Abenomics helped accelerate growth again, though not at the rate Japan once saw and the size of the economy is still short of the 600 trillion yen ($5.6 trillion) target set by Abe's government. But many analysts credited the outgoing prime minister for putting the Japanese economy in a stronger position today to withstand the shock from the coronavirus pandemic.
"Abenomics did create growth and avoided the worst case-scenarios for Japanese economy," said Lipsky.
But the pandemic threatens to wipe out much of those economic gains, with the International Monetary Fund forecasting a 5.8% contraction in Japan's gross domestic product this year.
The most successful aspect of Abenomics is the large-scale monetary easing by the Bank of Japan, said analysts. The BOJ's unconventional measures such as asset purchases and yield curve control have entered the tool kit of other central banks.
Such monetary easing boosted stock prices and weakened the yen — helping Japanese companies dependent on exports to expand their profits.
"Abenomics has been effective in supporting large firms by boosting equity markets and nurturing the sense of stability that a sharp appreciation of the yen will not happen again," said Shigeto Nagai, head of Japan economics at Oxford Economics.
"During Abe's time in office, the profitability of large firms has risen significantly, by expanding their business abroad," he wrote in a report last week.

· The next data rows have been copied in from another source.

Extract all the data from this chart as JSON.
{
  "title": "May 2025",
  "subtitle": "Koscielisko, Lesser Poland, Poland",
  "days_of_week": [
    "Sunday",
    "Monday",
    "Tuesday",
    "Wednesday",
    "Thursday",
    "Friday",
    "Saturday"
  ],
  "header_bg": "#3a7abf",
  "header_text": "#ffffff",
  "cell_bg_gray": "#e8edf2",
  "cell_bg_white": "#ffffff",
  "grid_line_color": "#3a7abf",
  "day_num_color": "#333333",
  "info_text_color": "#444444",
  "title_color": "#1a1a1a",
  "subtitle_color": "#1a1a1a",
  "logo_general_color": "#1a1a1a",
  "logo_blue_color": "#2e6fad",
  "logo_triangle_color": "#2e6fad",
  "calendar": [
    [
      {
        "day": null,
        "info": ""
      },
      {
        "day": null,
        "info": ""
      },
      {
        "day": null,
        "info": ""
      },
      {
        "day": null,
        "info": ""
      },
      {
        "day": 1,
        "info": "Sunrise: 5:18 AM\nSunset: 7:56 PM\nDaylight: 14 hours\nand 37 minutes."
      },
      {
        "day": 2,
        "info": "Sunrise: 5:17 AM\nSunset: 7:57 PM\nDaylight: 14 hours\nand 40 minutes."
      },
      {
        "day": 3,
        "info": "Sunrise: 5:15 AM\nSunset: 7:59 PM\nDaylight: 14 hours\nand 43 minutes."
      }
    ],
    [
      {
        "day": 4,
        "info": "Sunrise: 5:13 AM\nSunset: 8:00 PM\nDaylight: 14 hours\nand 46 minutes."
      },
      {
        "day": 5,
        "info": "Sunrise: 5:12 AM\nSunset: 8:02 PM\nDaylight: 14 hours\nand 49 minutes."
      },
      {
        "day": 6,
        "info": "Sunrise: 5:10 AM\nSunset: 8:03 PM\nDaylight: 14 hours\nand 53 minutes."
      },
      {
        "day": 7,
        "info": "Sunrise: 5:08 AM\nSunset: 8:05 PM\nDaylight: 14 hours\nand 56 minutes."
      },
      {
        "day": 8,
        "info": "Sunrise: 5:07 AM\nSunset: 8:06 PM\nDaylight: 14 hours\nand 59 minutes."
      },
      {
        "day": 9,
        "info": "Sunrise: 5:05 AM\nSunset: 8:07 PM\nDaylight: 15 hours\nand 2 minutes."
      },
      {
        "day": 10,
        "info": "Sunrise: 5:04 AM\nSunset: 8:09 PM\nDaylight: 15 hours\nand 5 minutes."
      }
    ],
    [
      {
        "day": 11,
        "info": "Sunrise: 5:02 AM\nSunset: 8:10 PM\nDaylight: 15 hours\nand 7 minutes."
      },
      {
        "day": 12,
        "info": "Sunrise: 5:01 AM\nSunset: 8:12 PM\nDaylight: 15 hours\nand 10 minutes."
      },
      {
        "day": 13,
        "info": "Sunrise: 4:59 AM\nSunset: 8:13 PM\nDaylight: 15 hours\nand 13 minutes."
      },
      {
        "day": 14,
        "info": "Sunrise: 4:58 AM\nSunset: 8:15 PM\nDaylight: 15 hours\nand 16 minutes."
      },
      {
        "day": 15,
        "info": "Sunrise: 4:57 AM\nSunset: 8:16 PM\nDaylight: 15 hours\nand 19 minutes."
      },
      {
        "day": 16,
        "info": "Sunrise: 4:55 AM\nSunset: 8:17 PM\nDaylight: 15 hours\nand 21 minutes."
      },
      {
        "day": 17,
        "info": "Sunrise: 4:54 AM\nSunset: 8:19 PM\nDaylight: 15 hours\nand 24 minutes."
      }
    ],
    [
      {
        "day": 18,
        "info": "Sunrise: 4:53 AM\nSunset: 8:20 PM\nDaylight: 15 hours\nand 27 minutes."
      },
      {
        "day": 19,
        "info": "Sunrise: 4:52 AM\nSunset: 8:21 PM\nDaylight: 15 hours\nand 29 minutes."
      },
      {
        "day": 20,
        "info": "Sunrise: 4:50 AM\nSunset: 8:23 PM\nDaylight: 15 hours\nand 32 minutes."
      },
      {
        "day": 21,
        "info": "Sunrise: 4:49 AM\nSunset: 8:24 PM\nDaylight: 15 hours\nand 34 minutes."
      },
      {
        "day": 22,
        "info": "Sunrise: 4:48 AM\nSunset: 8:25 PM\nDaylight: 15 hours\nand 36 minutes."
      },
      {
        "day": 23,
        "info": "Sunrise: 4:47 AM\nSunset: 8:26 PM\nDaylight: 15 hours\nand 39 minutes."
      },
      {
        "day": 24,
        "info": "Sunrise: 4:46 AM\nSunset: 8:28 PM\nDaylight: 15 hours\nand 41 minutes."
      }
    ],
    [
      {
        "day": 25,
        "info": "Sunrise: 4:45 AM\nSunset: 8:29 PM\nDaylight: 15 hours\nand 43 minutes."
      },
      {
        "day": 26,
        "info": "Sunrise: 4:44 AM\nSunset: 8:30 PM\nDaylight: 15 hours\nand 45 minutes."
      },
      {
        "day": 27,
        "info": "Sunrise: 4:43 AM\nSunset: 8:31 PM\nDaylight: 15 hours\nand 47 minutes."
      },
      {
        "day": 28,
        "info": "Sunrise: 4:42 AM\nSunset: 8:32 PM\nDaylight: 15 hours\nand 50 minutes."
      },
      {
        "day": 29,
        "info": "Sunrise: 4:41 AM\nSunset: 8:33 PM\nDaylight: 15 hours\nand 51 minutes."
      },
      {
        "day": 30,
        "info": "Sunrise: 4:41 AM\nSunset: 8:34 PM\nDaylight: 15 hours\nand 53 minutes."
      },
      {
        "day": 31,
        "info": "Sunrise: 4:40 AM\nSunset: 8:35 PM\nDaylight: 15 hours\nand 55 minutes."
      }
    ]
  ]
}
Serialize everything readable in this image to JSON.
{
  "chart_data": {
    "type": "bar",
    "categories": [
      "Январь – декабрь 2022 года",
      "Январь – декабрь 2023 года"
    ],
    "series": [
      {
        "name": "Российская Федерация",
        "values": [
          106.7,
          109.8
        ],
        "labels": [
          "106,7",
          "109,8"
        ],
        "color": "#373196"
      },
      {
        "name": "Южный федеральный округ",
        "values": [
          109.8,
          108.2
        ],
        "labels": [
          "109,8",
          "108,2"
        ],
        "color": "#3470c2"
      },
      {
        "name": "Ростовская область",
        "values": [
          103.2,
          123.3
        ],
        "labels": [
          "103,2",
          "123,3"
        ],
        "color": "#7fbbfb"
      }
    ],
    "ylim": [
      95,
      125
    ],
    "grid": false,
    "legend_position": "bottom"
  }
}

Those benefits to large businesses have not raised wages enough to spur households to spend, said Nagai.
"Without a sufficient rise in wages, the benefits of Abenomics were not shared by households, and thus failed to stimulate domestic demand. Abenomics did not stop the secular stagnation in household incomes," he explained.

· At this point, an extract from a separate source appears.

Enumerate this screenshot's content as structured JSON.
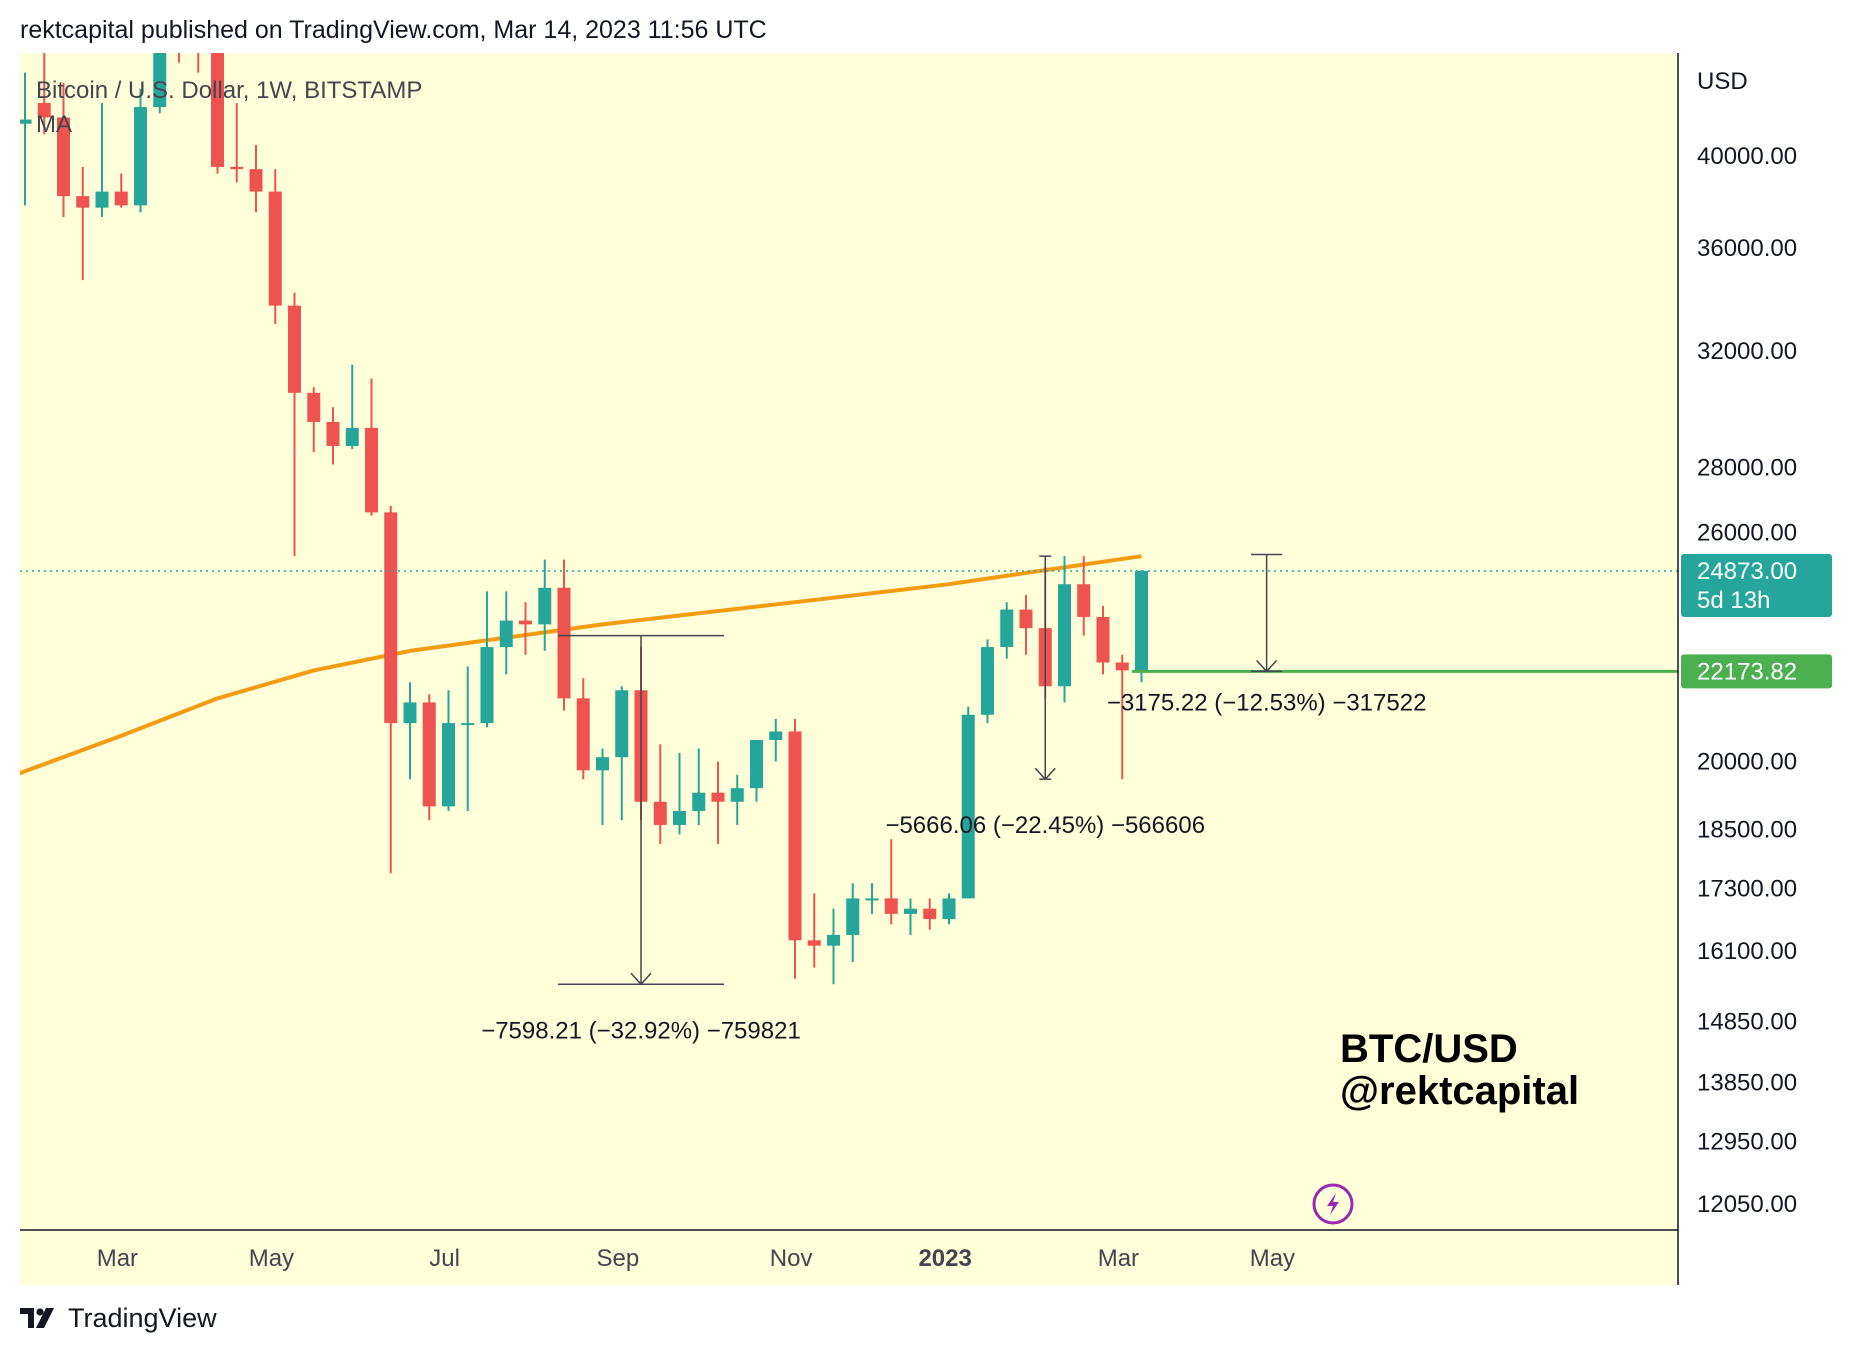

That leaves the BOJ's 2% inflation target elusive for now, although the policies brought an end to deflation. The lack of inflation is not unique to Japan, with other developed markets — including the U.S. — similarly finding it challenging to raise prices despite solid economic growth.
But some economists said the pandemic-induced crisis, which has dampened demand further, could bring Japanese inflation back into negative territory.

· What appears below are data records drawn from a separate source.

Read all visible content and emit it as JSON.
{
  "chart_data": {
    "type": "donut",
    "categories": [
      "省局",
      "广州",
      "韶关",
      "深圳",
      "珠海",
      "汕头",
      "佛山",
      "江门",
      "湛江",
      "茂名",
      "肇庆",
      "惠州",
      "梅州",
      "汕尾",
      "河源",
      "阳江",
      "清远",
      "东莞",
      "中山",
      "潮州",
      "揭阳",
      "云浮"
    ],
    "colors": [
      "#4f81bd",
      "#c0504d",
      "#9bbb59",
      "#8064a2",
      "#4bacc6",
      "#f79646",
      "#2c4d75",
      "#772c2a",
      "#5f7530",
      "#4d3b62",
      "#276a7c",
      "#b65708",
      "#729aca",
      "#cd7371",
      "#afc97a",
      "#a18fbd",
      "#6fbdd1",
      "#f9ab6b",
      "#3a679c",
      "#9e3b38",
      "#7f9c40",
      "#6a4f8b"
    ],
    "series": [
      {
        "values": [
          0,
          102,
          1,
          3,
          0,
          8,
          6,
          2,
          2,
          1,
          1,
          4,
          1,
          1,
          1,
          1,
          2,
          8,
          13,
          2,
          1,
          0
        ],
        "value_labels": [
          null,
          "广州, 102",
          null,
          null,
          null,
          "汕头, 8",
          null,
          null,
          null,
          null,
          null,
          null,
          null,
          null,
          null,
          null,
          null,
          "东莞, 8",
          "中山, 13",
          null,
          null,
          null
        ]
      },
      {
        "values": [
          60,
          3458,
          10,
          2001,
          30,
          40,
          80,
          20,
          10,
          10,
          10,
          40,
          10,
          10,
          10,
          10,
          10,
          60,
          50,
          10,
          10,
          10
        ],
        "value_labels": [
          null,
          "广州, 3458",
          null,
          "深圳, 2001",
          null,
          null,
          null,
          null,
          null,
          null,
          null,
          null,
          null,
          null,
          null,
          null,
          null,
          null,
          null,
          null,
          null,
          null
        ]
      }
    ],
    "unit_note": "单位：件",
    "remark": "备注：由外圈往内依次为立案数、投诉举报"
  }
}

While Abenomics involved an increase in government spending to support growth, the strategy also aimed to achieve a budget surplus and bring down debt over the long term. That's a task made even more difficult by the coronavirus pandemic, according to analysts.
"Fiscal policy has been anything but tight this year," said Tom Learmouth, Japan economist at Capital Economics. He explained in a Tuesday note that there's been more spending to support firms and households in the current crisis.
"As such, the budget deficit is set to surge," he added.
Even before the pandemic, Japan's government debt — at more than 200% of GDP — was already the highest among countries in the Organisation for Economic Co-operation and Development. Some analysts said such a debt pile could limit any further fiscal spending, which would in turn compromise Japan's recovery.
Over the longer term, Japan's next prime minister will have to tackle structural challenges that Abe has left largely unaddressed.
"Abe has succeeded in promoting corporate governance reform and in increasing the share of women, seniors, and foreigners in the labour force," said Learmouth. "But the structural reforms with the most potential to lift productivity growth have not been addressed."
He singled out Japan's "excessive bureaucracy" as the most likely area for "widespread change in the near term." That problem caused frustration among the public when households and businesses had to wait a long time before receiving government support during the pandemic — which contributed to waning support for Abe's cabinet before his resignation, explained Learmouth.
"As such, there will be pressure on Mr Abe's successor to reform Japan's complex and undigitised admin systems that drag on productivity," he added. "Such reforms have the potential to lift trend growth."